Harry schüttelte den Kopf und lächelte seinen Freund seufzend an. „Du kannst nichts dafür."

Obwohl, oder gerade weil die Reaktion seines Vaters Louis so wenig überraschte, fühlte er sich für die Situation mitverantwortlich.

Er hätte sich eigentlich denken können, wie das Ganze ausging.

„Kannst du nicht einfach die Schule wechseln?"

Harry stöhnte, war er diese Idee doch schon mehrfach selbst durchgegangen. „Das müsste ich erst beantragen", antwortete er also. „Und der Antrag würde vermutlich abgelehnt werden.
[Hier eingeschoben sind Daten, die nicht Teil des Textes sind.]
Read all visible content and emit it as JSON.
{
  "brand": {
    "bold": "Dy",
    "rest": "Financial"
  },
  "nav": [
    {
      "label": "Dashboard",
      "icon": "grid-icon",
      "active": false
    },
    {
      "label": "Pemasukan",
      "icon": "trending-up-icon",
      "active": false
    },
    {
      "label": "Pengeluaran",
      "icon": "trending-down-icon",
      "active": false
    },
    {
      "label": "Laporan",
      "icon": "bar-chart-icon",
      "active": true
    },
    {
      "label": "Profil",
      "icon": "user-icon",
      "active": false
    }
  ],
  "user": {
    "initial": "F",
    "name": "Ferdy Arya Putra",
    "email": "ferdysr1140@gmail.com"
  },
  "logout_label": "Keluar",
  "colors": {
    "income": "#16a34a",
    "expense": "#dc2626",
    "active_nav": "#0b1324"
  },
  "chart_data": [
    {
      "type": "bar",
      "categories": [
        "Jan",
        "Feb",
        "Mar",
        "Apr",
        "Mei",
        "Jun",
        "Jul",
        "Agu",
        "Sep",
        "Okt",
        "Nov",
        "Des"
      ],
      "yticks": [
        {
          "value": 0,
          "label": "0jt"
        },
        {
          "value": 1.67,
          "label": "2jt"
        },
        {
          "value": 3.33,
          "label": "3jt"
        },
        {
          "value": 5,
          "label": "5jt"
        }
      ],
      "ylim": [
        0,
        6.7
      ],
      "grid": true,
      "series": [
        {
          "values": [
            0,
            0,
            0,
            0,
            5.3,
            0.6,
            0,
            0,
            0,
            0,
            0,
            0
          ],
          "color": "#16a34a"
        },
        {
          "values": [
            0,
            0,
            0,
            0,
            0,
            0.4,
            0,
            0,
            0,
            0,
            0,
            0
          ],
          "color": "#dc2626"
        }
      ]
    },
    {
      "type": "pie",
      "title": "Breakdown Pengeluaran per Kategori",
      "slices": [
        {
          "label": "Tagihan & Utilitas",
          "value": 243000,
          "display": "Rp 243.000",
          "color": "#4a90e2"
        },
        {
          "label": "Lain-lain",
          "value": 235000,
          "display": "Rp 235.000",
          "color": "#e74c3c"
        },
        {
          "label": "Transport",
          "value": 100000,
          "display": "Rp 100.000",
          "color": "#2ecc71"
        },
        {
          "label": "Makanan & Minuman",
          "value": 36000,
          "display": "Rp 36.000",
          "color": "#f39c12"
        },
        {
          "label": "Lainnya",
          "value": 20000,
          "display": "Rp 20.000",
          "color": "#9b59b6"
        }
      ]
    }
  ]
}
Ich habe keine Frau, keine Kinder, kein Haus, oder irgendetwas, was eine Versetzung an eine andere Schule rechtfertigen würde."

Grinsend strich Louis ihm eine Haarsträhne aus der Stirn. „Ich könnte doch vorgeben, deine Frau zu sein."

Nun konnte Harry sich ein Lachen nicht mehr verkneifen. „Ja, klar", gab er ironisch zurück. „Das fällt sicher nicht auf."

Louis räusperte sich und reichte Harry seine Hand. „Darf ich vorstellen?", fragte er mit einer unnatürlich hohen Stimme. „Louisa."

Harry warf den Kopf in den Nacken und kicherte. „Täuschend echt."

Louis, der sich ansonsten immer betont geordnet und höflich zeigte, war selbst überrascht von seiner witzigen Seite, die er eigentlich nur Liam gegenüber zeigte.

Er spürte, dass er Harry vertrauen konnte.

Dass Harry für ihn jemand ganz besonderes war.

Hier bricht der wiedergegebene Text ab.